Well, there was an Act. The right hon. Gentleman is shouting—I guess he missed out on the debates we had on this issue in 2019, when this place did indeed pass legislation. That is a very interesting mechanism for this Bill of Rights. It is why this Bill could be the right vehicle and why a human rights perspective is important. Those of us who believe the time has come to say that abortion is healthcare and to remove the criminal element recognise that removing the criminal element requires us to replace it with an alternative foundation for those rights. Those of us who believe we should make abortion a human right in this country argue that a human rights perspective should be that alternative. We see Northern Ireland, where that has now happened, as an opportunity to learn from that.
Let me preface my statement by saying that just because we have a human right to abortion in Northern Ireland does not mean, as yet, that we have satisfactory legal, local and safe abortion services. Those who are hostile to abortion have used their position to prevent access. However, what is different and so powerful about having that human rights approach is that it is the Secretary of State who has to drive change in Northern Ireland, because he has to defend the human rights of women in Northern Ireland as a reflection of the Committee on the Elimination of Discrimination against Women protocol.

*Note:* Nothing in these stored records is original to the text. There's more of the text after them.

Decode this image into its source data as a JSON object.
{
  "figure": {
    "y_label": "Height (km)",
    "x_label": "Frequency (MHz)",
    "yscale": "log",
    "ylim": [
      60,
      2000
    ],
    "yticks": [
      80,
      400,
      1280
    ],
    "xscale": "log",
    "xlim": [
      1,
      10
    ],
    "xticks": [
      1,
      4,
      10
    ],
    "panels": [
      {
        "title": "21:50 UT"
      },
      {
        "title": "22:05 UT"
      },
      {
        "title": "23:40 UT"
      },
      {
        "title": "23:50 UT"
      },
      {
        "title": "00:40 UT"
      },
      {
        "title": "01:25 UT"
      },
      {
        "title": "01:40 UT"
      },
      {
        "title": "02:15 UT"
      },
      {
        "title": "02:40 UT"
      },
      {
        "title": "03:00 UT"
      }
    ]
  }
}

I will happily give way, but before I do, I will just clarify for the hon. Member for Bolton West (Chris Green) that changing the foundation of that legislation would not change the regulations as to whether sex-selective abortion would ever be legal or the time limits. It would simply be about the fundamental principle. Right now, his female constituents do not have a right to an abortion. They may be able to go and request one, but somebody else makes that decision.
I think the hon. Lady does clarify the point to a certain extent, but in that clarification she also highlights that some people—women, families—choose to have a sex-selective abortion, which is in contrast to the argument being made about abortion necessarily always being about healthcare. There are other factors as well.
I gently say to the hon. Gentleman that if he is dealing with families where that is a possibility, prosecuting a woman who is being asked to have a sex-selective abortion, rather than supporting her or recognising what is happening, is not the way forward. The cases set out so powerfully by my hon. Friend the Member for Gower show why decriminalisation is a very live issue. Although it is the 21st century, this country is still prosecuting women for having miscarriages and threatening them with investigation for a healthcare issue. Rather than recognising what other pressures might be in their lives and supporting them, we are criminalising those women, as women were criminalised in the 1800s with the Offences Against the Person Act 1861. I wager that the hon. Gentleman would not want to be on the side of arguing that a piece of legislation that put abortion at the same level as setting fire to this place or indeed murder would be the right way forward.
Right now, the penalty under that legislation is lifetime imprisonment. There may be some people who are comfortable with that, but many of us, who believe that when a woman is seeking healthcare, she deserves our support, compassion and tolerance, are not. For those of us who believe that we should be equals under the law, the question is whether the hon. Gentleman would accept being denied the basic right to decide what happens to his body in a particular circumstance, and for that decision to be taken by two other people who could give him that option only if they agreed that he would go mad or lose his life if he did not have it. I wager that he would not find that acceptable if it was perhaps about having a vasectomy.